Proposed Alcohol Tax Increase to Provided Needed Funding for Treatment

April 8, 2009 on 2:34 am | In Uncategorized | No Comments

(exerpt from Bob Curley’s article on Join Together online) -For decades alcohol industry lobbyists have succeeded in derailing most attempts to raise state alcohol taxes, but the lousy economy has many cash-hungry states now considering alcohol-tax increases — in some cases, to help pay for addiction treatment services as well as address budget deficits.

Serious proposals for increasing alcohol taxes are on the table in more than a dozen states, and governors of three trendsetting states — California, New York and Massachusetts — have endorsed higher alcohol taxes as part of their budget proposals.

“There is overwhelming community support for a tax on alcoholic beverages that will be used, in part, to support treatment for those who suffer from the disease of alcoholism and to prevent problem drinking particularly among underage drinkers,” said John Coppola, executive director of the New York State Association of Alcohol and Substance Abuse Providers, which is backing a 10-cent-per-drink tax proposed by Assemblyman Felix Ortiz. “A dime a drink seems like a very small price for saving a life.”

This winter, California Gov. Arnold Schwarzenegger forwarded a plan to increase the state’s alcohol tax and dedicate a portion of the proceeds to addiction programs. A January poll from the Public Policy Institute of California found that raising alcohol taxes was the most popular budget fix among state voters, with 81 percent supporting Schwarzenegger’s call for increasing alcohol taxes by 5 cents per drink.

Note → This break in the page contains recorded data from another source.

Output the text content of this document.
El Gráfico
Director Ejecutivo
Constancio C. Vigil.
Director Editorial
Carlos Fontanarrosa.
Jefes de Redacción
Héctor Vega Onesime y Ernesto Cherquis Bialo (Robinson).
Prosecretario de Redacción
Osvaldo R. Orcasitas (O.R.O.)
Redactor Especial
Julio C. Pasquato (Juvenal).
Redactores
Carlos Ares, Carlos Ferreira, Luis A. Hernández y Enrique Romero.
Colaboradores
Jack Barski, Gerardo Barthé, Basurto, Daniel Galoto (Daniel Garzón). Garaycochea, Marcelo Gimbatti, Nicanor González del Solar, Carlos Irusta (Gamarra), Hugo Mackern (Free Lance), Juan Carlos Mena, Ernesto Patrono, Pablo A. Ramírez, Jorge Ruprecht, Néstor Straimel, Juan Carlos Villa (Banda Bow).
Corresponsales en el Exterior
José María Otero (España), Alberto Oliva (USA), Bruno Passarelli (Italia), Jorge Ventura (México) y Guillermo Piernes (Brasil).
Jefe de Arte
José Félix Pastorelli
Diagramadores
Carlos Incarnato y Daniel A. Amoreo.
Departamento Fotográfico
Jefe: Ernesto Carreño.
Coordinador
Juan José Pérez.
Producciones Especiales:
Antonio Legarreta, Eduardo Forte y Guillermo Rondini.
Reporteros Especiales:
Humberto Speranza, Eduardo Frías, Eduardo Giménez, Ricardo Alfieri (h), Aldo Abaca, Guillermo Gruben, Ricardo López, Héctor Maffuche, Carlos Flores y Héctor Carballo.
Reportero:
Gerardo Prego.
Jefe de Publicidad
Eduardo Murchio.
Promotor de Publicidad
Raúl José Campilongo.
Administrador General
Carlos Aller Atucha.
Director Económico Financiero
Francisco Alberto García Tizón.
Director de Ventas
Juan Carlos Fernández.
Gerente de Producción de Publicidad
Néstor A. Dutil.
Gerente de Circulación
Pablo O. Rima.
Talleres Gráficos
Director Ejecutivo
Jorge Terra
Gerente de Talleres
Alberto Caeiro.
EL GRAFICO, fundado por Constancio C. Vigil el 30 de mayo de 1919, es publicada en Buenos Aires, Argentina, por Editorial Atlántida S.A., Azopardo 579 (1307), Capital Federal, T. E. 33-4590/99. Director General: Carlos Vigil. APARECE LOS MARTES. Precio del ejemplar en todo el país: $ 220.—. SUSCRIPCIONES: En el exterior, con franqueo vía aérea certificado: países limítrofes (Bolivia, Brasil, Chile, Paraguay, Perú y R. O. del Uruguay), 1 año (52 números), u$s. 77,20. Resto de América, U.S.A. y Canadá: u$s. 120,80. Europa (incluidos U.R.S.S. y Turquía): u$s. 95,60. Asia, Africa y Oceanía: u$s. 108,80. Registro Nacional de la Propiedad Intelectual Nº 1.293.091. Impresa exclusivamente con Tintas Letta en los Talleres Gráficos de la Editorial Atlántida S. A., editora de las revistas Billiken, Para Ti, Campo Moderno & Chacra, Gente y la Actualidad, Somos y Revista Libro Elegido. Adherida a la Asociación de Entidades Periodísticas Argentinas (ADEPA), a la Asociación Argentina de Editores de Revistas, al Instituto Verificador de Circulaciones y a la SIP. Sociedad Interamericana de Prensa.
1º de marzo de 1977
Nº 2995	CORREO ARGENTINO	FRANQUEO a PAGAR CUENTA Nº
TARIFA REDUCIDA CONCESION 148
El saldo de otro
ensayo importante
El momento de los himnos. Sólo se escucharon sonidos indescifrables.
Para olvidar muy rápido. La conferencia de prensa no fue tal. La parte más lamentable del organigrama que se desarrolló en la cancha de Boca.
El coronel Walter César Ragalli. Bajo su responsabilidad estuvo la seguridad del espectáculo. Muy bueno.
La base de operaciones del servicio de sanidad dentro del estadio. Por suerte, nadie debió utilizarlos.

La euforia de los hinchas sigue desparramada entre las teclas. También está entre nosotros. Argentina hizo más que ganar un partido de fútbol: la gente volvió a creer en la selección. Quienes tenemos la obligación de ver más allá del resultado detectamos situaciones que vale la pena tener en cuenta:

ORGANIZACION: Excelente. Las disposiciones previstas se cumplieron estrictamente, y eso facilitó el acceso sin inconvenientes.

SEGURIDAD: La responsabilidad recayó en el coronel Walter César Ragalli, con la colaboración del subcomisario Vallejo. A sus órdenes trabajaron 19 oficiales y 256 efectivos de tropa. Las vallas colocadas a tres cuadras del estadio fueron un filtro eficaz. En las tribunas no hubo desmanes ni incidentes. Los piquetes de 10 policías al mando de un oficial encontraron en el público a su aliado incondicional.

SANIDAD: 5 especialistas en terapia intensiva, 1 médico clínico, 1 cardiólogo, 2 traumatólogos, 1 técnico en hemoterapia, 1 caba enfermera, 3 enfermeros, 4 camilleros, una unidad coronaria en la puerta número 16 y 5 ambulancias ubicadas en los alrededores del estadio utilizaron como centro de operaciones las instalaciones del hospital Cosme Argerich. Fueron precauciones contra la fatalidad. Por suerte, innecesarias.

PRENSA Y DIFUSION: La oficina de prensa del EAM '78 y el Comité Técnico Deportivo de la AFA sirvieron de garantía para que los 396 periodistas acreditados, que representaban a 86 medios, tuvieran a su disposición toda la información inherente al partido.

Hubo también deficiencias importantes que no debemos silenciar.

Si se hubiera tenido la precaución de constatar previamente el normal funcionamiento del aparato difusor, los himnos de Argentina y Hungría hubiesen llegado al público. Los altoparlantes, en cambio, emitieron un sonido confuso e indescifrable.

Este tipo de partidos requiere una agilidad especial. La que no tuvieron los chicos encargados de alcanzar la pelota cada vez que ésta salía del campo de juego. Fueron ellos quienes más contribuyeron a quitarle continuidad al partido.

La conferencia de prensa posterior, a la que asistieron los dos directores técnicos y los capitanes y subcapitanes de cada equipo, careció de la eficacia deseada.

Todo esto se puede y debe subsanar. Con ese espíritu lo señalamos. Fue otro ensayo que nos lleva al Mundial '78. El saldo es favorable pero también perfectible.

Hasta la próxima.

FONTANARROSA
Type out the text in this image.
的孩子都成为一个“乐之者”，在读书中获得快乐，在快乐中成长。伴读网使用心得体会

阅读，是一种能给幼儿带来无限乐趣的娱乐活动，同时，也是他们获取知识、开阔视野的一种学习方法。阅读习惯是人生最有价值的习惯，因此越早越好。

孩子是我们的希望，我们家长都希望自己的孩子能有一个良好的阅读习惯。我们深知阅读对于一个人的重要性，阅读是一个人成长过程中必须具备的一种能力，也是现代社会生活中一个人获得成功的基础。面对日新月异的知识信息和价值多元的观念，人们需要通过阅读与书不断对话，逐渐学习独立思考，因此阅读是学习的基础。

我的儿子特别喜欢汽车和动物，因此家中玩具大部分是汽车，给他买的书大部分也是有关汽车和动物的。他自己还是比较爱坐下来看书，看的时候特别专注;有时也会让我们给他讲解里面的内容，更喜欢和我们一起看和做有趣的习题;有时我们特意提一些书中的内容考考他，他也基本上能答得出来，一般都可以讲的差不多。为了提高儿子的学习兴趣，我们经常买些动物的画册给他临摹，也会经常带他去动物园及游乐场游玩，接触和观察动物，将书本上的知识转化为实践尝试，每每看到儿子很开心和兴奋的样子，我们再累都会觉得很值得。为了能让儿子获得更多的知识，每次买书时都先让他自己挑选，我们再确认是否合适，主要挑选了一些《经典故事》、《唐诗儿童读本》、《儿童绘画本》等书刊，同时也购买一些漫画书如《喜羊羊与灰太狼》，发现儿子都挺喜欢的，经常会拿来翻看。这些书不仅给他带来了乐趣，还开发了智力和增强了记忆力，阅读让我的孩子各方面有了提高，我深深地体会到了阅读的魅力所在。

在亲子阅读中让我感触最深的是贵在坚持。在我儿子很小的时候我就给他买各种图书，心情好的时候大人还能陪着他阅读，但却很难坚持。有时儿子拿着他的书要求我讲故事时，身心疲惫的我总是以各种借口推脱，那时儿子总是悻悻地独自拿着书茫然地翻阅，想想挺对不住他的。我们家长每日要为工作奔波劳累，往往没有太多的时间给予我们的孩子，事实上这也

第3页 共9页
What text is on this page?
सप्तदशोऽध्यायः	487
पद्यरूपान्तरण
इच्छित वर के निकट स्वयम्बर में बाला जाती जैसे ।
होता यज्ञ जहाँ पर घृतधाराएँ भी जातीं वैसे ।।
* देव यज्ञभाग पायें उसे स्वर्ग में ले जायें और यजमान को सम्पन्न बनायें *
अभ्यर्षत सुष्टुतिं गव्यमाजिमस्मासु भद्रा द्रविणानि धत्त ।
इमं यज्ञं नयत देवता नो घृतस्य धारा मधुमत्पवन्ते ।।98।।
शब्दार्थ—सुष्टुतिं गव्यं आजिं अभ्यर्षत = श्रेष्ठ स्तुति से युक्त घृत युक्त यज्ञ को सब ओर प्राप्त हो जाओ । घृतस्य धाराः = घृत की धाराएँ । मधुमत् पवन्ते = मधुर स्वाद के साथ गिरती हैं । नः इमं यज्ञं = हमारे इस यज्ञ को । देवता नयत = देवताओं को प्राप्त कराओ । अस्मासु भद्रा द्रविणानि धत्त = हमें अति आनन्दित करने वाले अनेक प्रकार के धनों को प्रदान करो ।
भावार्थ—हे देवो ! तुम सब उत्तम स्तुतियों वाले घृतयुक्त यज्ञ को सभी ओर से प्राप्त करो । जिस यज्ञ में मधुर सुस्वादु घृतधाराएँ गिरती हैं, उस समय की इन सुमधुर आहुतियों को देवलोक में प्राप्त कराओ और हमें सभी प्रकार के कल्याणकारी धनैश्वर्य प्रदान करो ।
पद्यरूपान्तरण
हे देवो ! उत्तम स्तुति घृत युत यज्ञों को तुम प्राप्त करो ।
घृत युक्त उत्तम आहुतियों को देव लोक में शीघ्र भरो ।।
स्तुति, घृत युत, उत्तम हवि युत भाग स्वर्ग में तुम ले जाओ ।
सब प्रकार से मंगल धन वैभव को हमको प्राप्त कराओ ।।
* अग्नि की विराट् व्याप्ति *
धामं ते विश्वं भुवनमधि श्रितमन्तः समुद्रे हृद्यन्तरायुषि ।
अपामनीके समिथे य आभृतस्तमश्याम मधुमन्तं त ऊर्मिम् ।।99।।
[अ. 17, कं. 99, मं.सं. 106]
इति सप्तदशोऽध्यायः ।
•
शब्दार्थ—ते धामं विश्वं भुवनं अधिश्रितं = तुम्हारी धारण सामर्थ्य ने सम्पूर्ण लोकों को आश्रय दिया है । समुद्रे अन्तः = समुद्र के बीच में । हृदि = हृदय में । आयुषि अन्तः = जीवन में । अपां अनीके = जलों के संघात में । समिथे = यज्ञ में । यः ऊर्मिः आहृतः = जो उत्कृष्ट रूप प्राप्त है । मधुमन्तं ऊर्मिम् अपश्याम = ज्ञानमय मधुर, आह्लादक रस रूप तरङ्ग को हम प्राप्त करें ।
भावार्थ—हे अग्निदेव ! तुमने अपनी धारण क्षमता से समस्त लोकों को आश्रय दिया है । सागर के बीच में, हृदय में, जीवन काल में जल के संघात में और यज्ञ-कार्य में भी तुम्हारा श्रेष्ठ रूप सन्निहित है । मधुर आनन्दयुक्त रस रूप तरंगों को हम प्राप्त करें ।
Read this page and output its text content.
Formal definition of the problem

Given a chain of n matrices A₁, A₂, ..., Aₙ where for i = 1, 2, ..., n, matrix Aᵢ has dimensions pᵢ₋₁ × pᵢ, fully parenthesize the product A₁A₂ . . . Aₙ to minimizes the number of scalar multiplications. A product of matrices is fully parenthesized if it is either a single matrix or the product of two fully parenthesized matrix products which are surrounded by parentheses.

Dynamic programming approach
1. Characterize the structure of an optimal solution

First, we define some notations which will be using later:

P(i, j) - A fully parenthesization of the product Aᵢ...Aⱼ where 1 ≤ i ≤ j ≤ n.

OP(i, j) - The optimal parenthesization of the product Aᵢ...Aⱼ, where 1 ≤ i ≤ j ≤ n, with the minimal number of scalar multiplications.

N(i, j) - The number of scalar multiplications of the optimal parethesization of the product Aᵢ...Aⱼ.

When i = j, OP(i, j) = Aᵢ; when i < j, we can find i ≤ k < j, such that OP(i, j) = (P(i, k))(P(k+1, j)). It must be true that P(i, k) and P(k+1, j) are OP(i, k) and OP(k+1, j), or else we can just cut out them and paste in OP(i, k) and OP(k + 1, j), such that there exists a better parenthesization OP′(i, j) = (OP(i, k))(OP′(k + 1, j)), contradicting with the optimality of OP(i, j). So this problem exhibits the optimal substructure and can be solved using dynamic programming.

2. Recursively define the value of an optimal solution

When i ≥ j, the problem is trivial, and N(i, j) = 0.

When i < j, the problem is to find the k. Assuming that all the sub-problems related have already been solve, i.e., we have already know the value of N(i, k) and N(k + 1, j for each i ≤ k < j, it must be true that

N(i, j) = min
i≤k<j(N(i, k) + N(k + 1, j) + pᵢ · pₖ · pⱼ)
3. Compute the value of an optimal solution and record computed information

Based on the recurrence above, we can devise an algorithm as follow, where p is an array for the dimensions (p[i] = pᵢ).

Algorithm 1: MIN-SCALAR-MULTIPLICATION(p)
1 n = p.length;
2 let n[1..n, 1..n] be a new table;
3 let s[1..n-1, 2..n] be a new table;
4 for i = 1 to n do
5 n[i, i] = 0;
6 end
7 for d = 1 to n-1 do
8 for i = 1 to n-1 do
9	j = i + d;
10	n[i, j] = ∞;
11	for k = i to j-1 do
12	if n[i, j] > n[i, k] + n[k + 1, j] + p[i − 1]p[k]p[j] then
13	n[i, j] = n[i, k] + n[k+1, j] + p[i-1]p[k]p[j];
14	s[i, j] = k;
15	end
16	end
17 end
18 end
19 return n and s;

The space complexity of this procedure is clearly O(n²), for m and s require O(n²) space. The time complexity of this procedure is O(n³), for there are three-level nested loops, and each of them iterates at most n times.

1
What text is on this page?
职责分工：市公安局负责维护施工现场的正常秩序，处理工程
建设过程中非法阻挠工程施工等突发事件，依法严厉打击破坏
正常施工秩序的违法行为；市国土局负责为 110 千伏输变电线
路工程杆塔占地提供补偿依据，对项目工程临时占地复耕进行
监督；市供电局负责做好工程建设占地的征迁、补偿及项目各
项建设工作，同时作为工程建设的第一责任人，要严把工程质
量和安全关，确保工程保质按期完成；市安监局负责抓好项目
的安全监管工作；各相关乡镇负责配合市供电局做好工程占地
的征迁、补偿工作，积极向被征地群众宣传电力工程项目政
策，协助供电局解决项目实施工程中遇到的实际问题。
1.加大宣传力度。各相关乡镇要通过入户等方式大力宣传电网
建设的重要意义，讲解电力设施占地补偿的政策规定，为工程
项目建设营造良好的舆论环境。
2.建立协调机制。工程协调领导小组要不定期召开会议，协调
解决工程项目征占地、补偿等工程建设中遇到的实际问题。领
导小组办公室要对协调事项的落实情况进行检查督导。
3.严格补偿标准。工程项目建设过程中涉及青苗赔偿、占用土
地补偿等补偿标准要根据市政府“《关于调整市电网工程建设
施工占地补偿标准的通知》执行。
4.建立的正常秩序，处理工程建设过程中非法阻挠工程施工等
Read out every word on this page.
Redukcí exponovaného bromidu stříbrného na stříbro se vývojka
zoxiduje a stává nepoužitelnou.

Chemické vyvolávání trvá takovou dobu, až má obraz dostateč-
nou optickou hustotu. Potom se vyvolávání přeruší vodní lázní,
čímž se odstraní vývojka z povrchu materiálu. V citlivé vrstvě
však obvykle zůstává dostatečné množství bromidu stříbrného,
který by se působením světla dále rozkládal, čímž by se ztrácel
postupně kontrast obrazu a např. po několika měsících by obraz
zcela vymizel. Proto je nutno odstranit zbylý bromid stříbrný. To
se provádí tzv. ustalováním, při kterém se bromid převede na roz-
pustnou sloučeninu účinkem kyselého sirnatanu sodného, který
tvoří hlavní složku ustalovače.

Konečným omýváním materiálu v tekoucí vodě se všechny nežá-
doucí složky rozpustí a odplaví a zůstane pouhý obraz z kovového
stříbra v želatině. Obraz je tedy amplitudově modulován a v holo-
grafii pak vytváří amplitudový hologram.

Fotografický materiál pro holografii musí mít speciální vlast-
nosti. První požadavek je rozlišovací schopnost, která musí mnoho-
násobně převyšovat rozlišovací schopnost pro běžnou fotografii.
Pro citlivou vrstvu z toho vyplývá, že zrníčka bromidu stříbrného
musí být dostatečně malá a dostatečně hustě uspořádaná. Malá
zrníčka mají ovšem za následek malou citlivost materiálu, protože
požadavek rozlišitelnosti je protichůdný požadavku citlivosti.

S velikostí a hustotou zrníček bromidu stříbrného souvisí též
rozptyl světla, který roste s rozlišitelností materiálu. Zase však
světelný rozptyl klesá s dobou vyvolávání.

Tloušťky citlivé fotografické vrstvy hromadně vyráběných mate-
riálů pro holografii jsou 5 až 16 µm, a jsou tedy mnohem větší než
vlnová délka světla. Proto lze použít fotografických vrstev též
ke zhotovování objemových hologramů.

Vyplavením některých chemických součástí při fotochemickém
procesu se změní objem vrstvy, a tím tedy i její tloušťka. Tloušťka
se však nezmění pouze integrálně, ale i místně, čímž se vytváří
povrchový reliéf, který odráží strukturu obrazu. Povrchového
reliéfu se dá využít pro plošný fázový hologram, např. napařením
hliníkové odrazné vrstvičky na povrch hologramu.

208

Similarly, the Oregon Partnership recently released a poll showing that 61 percent of state voters approved of an alcohol tax increase; the group is supporting a plan to increase beer taxes — which have remained at the same rate for 32 years — to raise up to $165 annually million, mostly for addiction treatment and prevention.

Michele Simon, research and policy director of the Marin Institute, a California-based industry watchdog group, said the fact that the state’s Republican governor supported raising alcohol taxes indicates that the GOP’s long-standing blanket opposition to tax increases may be crumbling. “There has been some shift because we’re in such dire straits,” she said. “But the industry is fighting tooth and nail — they’re the only thing keeping us back now.”